寺島は先月27日午後7時18分から同58分まで鳩山と会談している。40分は長い。その直後に訪米している。これも鳩山の密命を帯びて普天間問題の感触を探りに行ったに違いない。読売新聞によるとワシントンでの寺島は「日本は独立国として、在日米軍を今の3分の2まで減らすべきだ」と有力知日派を説いて回り、関係者を当惑させたという。その後の鳩山の「普天間越年」「グアムへの移転」発言も、社民党の党内事情と小沢一郎の意向に加えて、寺島が何らかのサインを送っている可能性が強い、と筆者は見る。まさに国家的なミスリードにつながっているのだ。寺島の甘い安保理念は、北朝鮮の核保有が現実となり、中国が海軍力を増大させて、北東アジアの覇権を目指し、米軍の核抑止力が重要になっている時代の要請に応えるものではない。「獅子身中の虫」(自民党幹部)だそうだが「君側のミスリード」であることは間違いない。しかし政治家としての能力にそもそも問題がある鳩山に、いまさらアドバイザーを代えよと言っても無駄だ。
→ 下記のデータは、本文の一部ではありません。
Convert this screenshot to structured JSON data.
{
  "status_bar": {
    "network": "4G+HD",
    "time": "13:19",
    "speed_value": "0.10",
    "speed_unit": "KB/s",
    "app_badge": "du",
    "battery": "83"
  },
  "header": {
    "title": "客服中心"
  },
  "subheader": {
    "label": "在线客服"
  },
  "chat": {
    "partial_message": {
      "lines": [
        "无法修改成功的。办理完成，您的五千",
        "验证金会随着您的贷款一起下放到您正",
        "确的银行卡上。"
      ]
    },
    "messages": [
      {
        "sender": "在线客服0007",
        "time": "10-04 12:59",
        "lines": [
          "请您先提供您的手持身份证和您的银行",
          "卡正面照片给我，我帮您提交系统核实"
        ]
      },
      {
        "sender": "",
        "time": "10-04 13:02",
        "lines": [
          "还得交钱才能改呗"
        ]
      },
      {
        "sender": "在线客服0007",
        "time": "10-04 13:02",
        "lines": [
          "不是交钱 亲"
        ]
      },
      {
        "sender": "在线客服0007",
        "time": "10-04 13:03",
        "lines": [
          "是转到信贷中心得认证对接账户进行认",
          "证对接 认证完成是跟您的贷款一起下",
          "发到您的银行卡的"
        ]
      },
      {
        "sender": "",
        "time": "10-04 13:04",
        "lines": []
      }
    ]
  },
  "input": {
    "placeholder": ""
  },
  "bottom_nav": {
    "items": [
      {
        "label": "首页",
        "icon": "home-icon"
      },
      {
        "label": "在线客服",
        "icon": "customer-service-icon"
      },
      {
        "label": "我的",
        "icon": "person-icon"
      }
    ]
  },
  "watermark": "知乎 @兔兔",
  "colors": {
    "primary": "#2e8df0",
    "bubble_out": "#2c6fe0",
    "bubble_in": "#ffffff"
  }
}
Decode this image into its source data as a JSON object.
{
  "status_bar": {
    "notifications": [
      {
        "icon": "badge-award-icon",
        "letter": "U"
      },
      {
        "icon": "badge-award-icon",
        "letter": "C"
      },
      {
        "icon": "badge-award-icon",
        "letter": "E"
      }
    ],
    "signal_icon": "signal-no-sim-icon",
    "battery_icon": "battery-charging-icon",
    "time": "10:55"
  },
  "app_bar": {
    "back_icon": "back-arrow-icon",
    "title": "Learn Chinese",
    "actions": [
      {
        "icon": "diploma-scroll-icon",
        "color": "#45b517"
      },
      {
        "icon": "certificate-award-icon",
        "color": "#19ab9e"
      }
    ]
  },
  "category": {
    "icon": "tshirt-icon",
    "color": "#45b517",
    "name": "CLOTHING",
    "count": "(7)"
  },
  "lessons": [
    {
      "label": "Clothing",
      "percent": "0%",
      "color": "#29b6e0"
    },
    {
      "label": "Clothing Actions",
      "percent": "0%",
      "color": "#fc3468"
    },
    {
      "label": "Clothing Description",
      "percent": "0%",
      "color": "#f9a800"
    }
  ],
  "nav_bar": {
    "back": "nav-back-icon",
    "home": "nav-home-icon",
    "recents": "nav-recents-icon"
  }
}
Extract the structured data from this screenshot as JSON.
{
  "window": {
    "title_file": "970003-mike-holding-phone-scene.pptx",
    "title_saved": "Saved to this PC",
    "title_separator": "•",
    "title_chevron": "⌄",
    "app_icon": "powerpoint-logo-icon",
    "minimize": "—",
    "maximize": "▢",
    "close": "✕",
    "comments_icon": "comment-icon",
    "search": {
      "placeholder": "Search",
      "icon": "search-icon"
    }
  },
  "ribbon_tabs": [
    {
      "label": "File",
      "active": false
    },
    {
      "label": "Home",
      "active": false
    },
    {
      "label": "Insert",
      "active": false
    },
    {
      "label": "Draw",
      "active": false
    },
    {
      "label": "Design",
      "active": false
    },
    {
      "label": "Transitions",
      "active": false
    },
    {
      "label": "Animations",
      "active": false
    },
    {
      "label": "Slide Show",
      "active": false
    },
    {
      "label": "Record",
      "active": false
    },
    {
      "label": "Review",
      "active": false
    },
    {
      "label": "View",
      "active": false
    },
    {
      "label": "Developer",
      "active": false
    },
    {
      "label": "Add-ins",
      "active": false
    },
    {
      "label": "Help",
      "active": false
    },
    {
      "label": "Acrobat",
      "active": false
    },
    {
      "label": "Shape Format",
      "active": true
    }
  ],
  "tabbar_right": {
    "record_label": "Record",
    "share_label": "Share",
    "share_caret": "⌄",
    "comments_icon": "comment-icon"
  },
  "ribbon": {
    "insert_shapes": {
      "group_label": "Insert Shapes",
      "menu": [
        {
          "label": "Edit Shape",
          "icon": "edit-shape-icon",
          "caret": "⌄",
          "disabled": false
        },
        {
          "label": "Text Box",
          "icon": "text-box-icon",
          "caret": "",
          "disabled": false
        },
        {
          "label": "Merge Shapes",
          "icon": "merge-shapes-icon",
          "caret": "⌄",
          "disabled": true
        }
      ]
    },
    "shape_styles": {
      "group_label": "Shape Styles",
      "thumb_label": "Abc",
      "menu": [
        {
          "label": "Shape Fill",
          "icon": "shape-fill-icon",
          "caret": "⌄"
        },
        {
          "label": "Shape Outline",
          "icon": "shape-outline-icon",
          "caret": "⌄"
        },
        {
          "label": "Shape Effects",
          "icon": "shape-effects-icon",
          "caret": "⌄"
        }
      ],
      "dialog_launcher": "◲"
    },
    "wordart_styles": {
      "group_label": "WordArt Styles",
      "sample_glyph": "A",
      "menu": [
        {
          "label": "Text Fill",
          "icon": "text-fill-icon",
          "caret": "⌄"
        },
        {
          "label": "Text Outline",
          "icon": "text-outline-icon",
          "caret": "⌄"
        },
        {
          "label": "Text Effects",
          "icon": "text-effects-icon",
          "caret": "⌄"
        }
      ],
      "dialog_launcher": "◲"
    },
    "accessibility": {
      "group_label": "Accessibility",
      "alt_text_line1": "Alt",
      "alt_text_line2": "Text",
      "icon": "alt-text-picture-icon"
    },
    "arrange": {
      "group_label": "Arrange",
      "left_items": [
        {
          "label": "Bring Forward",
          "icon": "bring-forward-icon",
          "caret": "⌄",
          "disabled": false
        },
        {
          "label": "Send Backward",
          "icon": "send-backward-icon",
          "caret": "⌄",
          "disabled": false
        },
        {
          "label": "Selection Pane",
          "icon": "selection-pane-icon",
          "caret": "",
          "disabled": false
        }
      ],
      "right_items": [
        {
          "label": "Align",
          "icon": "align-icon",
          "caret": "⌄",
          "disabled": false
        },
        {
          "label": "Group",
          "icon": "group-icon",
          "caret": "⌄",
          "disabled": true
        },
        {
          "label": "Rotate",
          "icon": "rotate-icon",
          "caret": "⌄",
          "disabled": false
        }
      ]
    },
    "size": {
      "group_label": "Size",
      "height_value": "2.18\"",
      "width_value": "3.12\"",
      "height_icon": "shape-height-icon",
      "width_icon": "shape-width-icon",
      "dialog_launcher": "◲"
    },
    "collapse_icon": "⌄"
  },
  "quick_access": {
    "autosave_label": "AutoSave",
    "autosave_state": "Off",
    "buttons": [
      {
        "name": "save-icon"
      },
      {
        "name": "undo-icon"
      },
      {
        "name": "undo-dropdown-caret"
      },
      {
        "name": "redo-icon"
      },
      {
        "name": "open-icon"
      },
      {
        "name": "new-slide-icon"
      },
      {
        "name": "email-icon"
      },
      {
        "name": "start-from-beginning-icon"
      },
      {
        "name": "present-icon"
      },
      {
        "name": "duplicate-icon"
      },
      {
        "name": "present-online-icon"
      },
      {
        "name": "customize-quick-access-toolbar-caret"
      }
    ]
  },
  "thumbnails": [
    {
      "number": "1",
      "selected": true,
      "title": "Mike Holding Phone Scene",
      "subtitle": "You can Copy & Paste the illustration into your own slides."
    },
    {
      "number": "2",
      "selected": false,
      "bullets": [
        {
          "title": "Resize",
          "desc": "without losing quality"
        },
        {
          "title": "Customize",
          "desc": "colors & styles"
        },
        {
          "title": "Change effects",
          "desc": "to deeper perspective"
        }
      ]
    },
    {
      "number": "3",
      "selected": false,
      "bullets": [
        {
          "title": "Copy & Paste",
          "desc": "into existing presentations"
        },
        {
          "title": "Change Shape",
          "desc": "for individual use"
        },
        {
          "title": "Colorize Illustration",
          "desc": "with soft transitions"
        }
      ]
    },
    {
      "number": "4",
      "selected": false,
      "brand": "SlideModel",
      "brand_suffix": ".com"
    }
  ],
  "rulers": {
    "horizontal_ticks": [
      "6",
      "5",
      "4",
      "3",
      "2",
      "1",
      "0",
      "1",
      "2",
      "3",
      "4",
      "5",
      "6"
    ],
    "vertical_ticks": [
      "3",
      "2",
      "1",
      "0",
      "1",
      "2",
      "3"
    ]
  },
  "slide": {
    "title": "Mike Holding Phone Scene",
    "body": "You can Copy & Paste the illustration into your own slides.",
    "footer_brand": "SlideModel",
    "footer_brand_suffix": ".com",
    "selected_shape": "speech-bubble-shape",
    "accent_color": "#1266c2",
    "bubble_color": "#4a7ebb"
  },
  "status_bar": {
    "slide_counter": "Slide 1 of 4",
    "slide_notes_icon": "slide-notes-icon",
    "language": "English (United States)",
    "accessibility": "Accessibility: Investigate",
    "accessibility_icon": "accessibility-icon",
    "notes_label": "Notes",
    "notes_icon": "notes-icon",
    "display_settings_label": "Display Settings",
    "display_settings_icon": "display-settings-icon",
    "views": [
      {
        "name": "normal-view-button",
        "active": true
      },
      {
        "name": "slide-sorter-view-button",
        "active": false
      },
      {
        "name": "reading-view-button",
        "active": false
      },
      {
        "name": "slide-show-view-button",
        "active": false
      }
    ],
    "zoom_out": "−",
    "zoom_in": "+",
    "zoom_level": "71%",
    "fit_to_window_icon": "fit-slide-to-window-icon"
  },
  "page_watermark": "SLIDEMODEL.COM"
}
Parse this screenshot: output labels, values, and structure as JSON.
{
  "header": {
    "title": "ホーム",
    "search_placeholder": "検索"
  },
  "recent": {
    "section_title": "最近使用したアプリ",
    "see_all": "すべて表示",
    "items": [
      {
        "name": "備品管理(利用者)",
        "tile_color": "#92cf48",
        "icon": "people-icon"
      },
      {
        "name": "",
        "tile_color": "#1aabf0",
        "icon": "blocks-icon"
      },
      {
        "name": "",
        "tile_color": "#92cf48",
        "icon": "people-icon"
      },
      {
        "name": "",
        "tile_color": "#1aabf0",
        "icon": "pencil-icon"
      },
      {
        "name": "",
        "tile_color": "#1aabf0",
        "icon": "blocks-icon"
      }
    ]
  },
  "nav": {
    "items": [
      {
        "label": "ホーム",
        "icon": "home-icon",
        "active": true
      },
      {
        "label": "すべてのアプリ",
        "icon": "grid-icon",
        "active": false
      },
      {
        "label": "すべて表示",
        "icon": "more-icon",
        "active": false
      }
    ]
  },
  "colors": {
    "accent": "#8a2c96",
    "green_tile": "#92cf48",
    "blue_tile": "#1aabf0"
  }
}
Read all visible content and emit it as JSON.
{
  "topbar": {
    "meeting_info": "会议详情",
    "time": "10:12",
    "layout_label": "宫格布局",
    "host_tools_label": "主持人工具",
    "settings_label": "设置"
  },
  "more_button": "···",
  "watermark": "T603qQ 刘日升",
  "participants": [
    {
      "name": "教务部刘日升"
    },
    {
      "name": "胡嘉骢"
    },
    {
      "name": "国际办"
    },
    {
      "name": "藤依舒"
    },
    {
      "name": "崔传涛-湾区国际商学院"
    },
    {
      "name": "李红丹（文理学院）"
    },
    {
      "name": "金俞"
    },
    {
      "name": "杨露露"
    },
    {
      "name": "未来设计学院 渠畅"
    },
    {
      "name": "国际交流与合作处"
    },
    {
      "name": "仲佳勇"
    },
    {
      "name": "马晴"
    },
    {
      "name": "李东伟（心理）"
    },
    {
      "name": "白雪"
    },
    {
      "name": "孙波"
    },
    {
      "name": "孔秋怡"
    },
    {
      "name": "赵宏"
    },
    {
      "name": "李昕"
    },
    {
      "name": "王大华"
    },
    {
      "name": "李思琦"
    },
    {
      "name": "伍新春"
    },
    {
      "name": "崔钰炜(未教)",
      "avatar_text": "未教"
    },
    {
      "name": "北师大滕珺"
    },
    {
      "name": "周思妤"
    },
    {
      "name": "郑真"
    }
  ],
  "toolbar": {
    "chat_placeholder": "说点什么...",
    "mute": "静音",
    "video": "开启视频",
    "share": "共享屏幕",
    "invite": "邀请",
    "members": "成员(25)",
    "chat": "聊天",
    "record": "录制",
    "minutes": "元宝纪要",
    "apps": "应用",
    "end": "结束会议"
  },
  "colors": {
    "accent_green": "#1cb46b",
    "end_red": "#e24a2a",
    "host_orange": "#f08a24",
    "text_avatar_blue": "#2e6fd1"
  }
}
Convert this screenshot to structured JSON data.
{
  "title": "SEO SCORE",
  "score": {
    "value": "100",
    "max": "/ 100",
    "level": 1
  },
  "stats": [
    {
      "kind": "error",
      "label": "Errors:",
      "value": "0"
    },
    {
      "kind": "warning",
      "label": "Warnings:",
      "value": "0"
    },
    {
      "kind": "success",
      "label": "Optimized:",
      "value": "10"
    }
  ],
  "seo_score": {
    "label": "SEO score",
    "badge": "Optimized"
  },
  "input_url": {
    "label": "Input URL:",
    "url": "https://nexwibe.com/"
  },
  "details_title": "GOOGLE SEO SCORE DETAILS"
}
産経新聞によると、ワシントンでは米政府高官らが反米の前韓国大統領・盧武鉉(ノ・ムヒョン)との類似性を指摘し「戦略的な話は出来ない。情報は共有できない」と述べているという。確かに盧武鉉は在韓米軍撤退を主張して大統領になったが、「常時駐留なき日米安保」論の鳩山と似ている。この「日本の盧武鉉」が日米関係に決定的なダメージをもたらしかねない事態は、かねてから筆者が予測してきた流れだ。同じ「常時駐留なき日米安保」論の平野が「政権交代の意味が分かっていない」と開き直っているようだが、選挙で「常時駐留なき日米安保」論がテーマになったことは聞かない。平野こそ分かっていないのは、選挙の選択を外交・安保路線の選択と見ることの危険性だ。選挙の結果で長年積み上げた外交・安保路線まで変えられる、という考えほど思い上がりはない。この政権は政治の基礎が分かっていないのだ。